In an interview, Hanna said, “When we grow the cells in the petri dish we don’t know if they’re maintaining their original state as in the embryo. This is what’s new: this is the first time that we can keep the cells in what we call the ‘naive configuration.’
“In some ways you could call this regeneration of cells. As we age, chromosome length gets shorter. But here the chromosomes go back to their original, natural length. We can also inject these “naive” cells into a host mouse embryo. We can let the embryo develop and we can see that there is chimerism [merging of tissues from multiple species] with the mouse tissue.
“I think we can definitely say that we have found the fountain of youth,” the molecular biologist tells this reporter, in a deadpan voice. “And I think our work is really optimizing completely this fountain of youth. And where this is going now is how to control these cells, to differentiate between specific cell type with great control and flexibility from our side.

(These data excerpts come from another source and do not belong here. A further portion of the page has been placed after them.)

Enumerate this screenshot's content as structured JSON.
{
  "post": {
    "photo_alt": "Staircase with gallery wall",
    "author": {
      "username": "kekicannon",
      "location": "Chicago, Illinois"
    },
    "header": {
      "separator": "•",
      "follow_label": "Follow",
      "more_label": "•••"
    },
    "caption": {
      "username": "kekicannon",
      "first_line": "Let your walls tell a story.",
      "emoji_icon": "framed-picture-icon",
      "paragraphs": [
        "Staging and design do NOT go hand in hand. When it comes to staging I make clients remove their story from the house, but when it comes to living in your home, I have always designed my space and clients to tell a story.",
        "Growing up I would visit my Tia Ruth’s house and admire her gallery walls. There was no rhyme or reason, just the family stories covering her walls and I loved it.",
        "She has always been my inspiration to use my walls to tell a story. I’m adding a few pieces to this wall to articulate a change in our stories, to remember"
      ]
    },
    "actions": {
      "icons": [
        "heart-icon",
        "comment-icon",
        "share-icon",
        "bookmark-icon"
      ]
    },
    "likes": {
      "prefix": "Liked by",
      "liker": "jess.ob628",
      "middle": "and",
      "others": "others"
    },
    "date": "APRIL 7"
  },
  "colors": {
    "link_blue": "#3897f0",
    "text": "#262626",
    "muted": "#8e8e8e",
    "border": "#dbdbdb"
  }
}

“Let’s say that from a patient, you want to make liver cells. The challenge for us now is how to take these ‘naive’ cells and in the petri dish make a liver. Or, from our study, it starts creating the possibility that with these cells you may consider growing organs in other species. We don’t know if that works. There are a lot of ethical issues to consider. But we’ve put this on the table,” Hanna said.
Hanna has dedicated most of his life, and especially the last five years, to this kind of research. The scientific field will decide whether or not his breakthrough is significant or not. “Science is a meritocracy. I think this is very important and I’m working on this very, very hard.”
Hanna’s paper has been published in Nature, an important scientific journal. He thinks his research will spawn many new questions and research directions.
“What we are looking at now is how are the cells better differentiated into different cell types, and perhaps this will solve many of the previous problems, with particular emphasis on making, for example, sperm or blood cells.
“I think others will try to translate what we do with human cells with other species, other primates such as monkeys. There, for instance, you’d want to be able to make engineered animals,” Hanna adds.